Obviously, the key question with the BeoSound 8 has to be if any iPod dock can ever really be worth £895? But its aesthetics and remarkable build quality do much in themselves to start justifying such an outlay.
Even the actual dock point on the BeoSound 8 is a work of art. A lovely-looking circular white ‘prop’ looms beyond the aluminium crossbar, onto which you rest your iPod as you slide it onto the slightly raised docking slot. This is mighty cool already, but the little prop also has a very handy trick up its sleeve: namely that it doesn’t just support iPods. It can also comfortably hold iPhones and best of all, iPads. While Arcam’s rCube supports the iPad via a wireless connection, the BeoSound 8 is, to our knowledge, the first speaker dock able to handle an iPad slotted straight into it. In fact, not only can it support the iPad’s extra size and weight without any problems, but it even manages to still look drool-inducingly lovely while it’s doing it.
Yet more coolness – as you can see, it’s really got our tech geek adrenaline pumping – comes from the circular ‘rocker’ control panel hewn into the centre of the metal bar dock mount. As well as looking and feeling rather lovely, this minimal approach to control works a treat (so long as you have the unit mounted on a stable surface).
The circular shape raised hopes that it might support the classic ‘circular swipe’ control system pioneered by Apple’s portable music products, but even though this doesn’t prove to be the case we seldom found ourselves feeling frustrated by the controls available.
Naturally the BeoSound 8 also ships with a remote – and wouldn’t you just know it, this remote is a lovely little ‘cut out’ replication of the circular metal-fronted control panel on the main unit. We’re so sad about this sort of stuff that on a couple of occasions we actually found ourselves just fondling this ultra-cute remote even when we weren’t actually using the BeoSound 8. Tragic, we know, but there you go.

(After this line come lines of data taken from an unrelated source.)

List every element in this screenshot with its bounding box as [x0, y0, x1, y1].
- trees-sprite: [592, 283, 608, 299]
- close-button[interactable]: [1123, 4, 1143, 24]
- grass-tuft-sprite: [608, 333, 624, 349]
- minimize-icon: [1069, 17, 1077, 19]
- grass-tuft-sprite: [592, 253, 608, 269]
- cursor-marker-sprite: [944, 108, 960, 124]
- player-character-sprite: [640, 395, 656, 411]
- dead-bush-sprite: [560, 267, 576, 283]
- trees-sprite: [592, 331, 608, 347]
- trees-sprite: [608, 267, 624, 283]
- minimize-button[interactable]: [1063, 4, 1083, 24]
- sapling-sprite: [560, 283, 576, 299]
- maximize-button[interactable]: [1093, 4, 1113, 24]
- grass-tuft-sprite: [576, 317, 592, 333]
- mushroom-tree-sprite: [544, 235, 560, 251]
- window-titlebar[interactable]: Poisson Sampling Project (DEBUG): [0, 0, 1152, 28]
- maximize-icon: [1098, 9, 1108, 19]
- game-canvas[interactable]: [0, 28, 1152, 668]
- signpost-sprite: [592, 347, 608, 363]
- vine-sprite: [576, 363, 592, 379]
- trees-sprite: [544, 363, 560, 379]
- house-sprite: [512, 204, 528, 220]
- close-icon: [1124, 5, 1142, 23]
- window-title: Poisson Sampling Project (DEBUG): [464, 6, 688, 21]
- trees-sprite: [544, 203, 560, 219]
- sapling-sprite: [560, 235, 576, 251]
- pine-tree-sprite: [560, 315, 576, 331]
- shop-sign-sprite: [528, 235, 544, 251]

And still we’re not done with the BeoSound 8’s aesthetic extravagances. For you can also get the grilles over the speakers in any of six optional colours: Lavender Blue (dilly dilly), purple, green, yellow, black and white. The only colour we could bring ourselves to contemplate was the stylishly neutral white one, but if you’re of a, um, ‘funkier’ persuasion, then given how much real estate the speaker grilles occupy within the overall design, you really can adjust the look and mood’ of your BeoSound 8 quite radically.
The BeoSound 8’s iPad compatibility isn’t its only feature claim to fame. For a start, it also carries a facility that lets it adapt its sound to different rooms. Even better, you can now download a free BeoSound app for your iPhone or iPad that lets it stream Internet radio channels into the BeoSound 8 when docked.
The list of radio stations available with the free app is limited, it must be said; an upcoming update will open the world of Net radio at large, but only if you pay for it. At least the channels B&O have selected for the free app do cover a pretty comprehensive set of musical tastes – though only two are UK-based.